Let's go through the decoded packet section by section so that you can see how the analyzer is making its decisions.
First the analyzer displays a summary of the packet. Its important to understand that none of this data is actually contained in the packet itself, rather this is information the analyzer is generating.
Frame 1 (42 on wire, 42 captured)
Arrival Time: Apr 9, 2002 10:34:09.107196000
Frame Number: 1
Packet Length: 42 bytes
Capture Length: 42 bytes
Since we told the analyzer to capture packets from an Ethernet interface, it is assuming that we have an Ethernet packet:
Ethernet II
Ethernet protocol specifications (IEEE 802.3) define the following rules:
00 01 02 03 04 05 06 07 08 09 0A 0B 0C 0D 0E 0F
-- -- -- -- -- -- -- -- -- -- -- -- -- -- -- --
[1] [2] [3]
0000 ff ff ff ff ff ff 00 01 02 48 52 18 08 06 00 01
Hence this part of the packet is decoded by the analyzer, as follows:
Destination: ff:ff:ff:ff:ff:ff (ff:ff:ff:ff:ff:ff) Source: 00:01:02:48:52:18 (00:01:02:48:52:18) Type: ARP (0x0806) Address Resolution Protocol (request)

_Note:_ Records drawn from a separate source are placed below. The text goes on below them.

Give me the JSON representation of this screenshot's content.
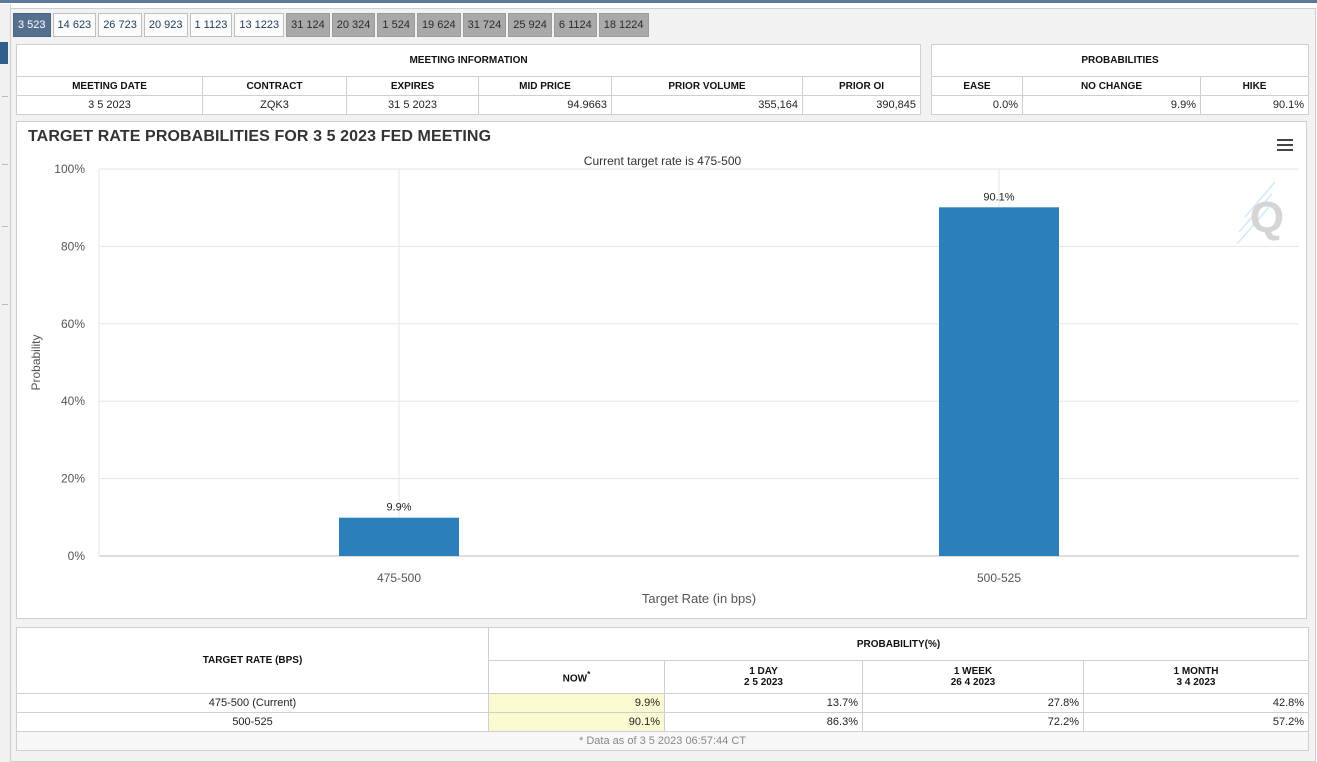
{
  "tabs": [
    "3 523",
    "14 623",
    "26 723",
    "20 923",
    "1 1123",
    "13 1223",
    "31 124",
    "20 324",
    "1 524",
    "19 624",
    "31 724",
    "25 924",
    "6 1124",
    "18 1224"
  ],
  "tab_active_index": 0,
  "tab_dim_from": 6,
  "meeting_info": {
    "title": "MEETING INFORMATION",
    "headers": [
      "MEETING DATE",
      "CONTRACT",
      "EXPIRES",
      "MID PRICE",
      "PRIOR VOLUME",
      "PRIOR OI"
    ],
    "values": [
      "3 5 2023",
      "ZQK3",
      "31 5 2023",
      "94.9663",
      "355,164",
      "390,845"
    ]
  },
  "probabilities": {
    "title": "PROBABILITIES",
    "headers": [
      "EASE",
      "NO CHANGE",
      "HIKE"
    ],
    "values": [
      "0.0%",
      "9.9%",
      "90.1%"
    ]
  },
  "chart_data": {
    "type": "bar",
    "title": "TARGET RATE PROBABILITIES FOR 3 5 2023 FED MEETING",
    "subtitle": "Current target rate is 475-500",
    "xlabel": "Target Rate (in bps)",
    "ylabel": "Probability",
    "categories": [
      "475-500",
      "500-525"
    ],
    "values": [
      9.9,
      90.1
    ],
    "data_labels": [
      "9.9%",
      "90.1%"
    ],
    "ylim": [
      0,
      100
    ],
    "yticks": [
      0,
      20,
      40,
      60,
      80,
      100
    ],
    "ytick_labels": [
      "0%",
      "20%",
      "40%",
      "60%",
      "80%",
      "100%"
    ],
    "grid": true,
    "bar_color": "#2b7fba"
  },
  "prob_table": {
    "target_header": "TARGET RATE (BPS)",
    "group_header": "PROBABILITY(%)",
    "columns": [
      {
        "label": "NOW",
        "mark": "*",
        "date": ""
      },
      {
        "label": "1 DAY",
        "mark": "",
        "date": "2 5 2023"
      },
      {
        "label": "1 WEEK",
        "mark": "",
        "date": "26 4 2023"
      },
      {
        "label": "1 MONTH",
        "mark": "",
        "date": "3 4 2023"
      }
    ],
    "rows": [
      {
        "rate": "475-500 (Current)",
        "values": [
          "9.9%",
          "13.7%",
          "27.8%",
          "42.8%"
        ]
      },
      {
        "rate": "500-525",
        "values": [
          "90.1%",
          "86.3%",
          "72.2%",
          "57.2%"
        ]
      }
    ],
    "footnote": "* Data as of 3 5 2023 06:57:44 CT"
  },
  "colors": {
    "accent": "#55708f",
    "bar": "#2b7fba",
    "now_highlight": "#fafad2"
  },
  "icons": {
    "menu": "hamburger-menu-icon",
    "logo": "q-logo-icon"
  }
}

A list of Ethernet type codes can be found here:
IEEE Ethernet Type Codes
As you can see '0806' corresponds to ARP or Address Resolution Protocol.

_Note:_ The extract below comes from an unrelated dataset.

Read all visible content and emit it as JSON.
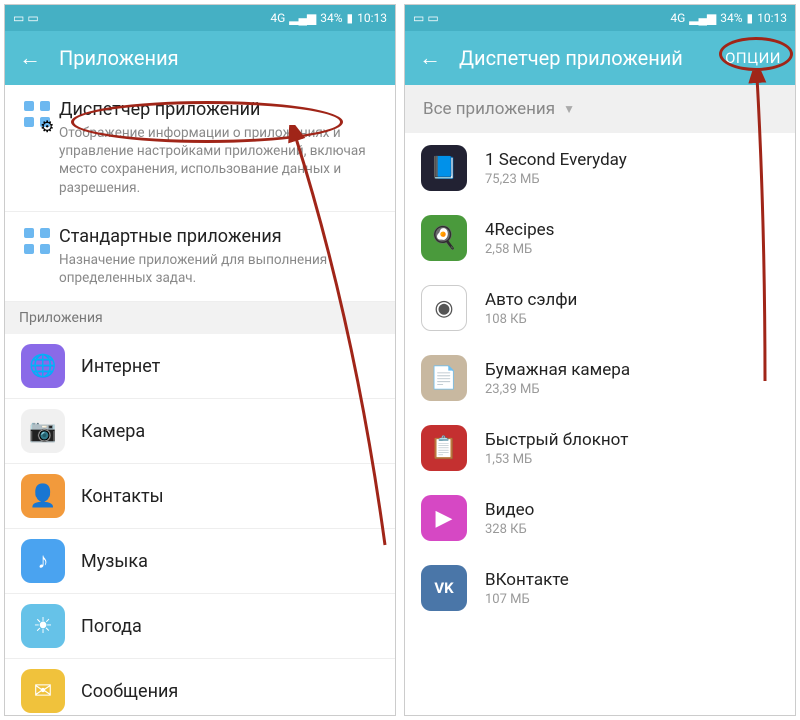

Now that the analyzer knows this is an ARP packet, it decodes the remainder of the packet following the rules for the ARP protocol:
00 01 02 03 04 05 06 07 08 09 0A 0B 0C 0D 0E 0F
-- -- -- -- -- -- -- -- -- -- -- -- -- -- -- --
0000 ff ff ff ff ff ff 00 01 02 48 52 18 08 06 00 01
0010 08 00 06 04 00 01 00 01 02 48 52 18 ac 10 01 a9
0020 00 00 00 00 00 00 ac 10 01 14
Address Resolution Protocol (request)
Hardware type: Ethernet (0x0001)
Protocol type: IP (0x0800)
Hardware size: 6
Protocol size: 4
Opcode: request (0x0001)
Sender MAC address: 00:01:02:48:52:18 (00:01:02:48:52:18)
Sender IP address: 172.16.1.169 (172.16.1.169)
Target MAC address: 00:00:00:00:00:00 (00:00:00:00:00:00)
Target IP address: 172.16.1.20 (172.16.1.20)
Notice how the analyzer (thankfully) decodes hexadecimal IP addresses contained in the packet (e.g. 0xac1001a9) into their dotted-decimal form (e.g. 172.16.1.69).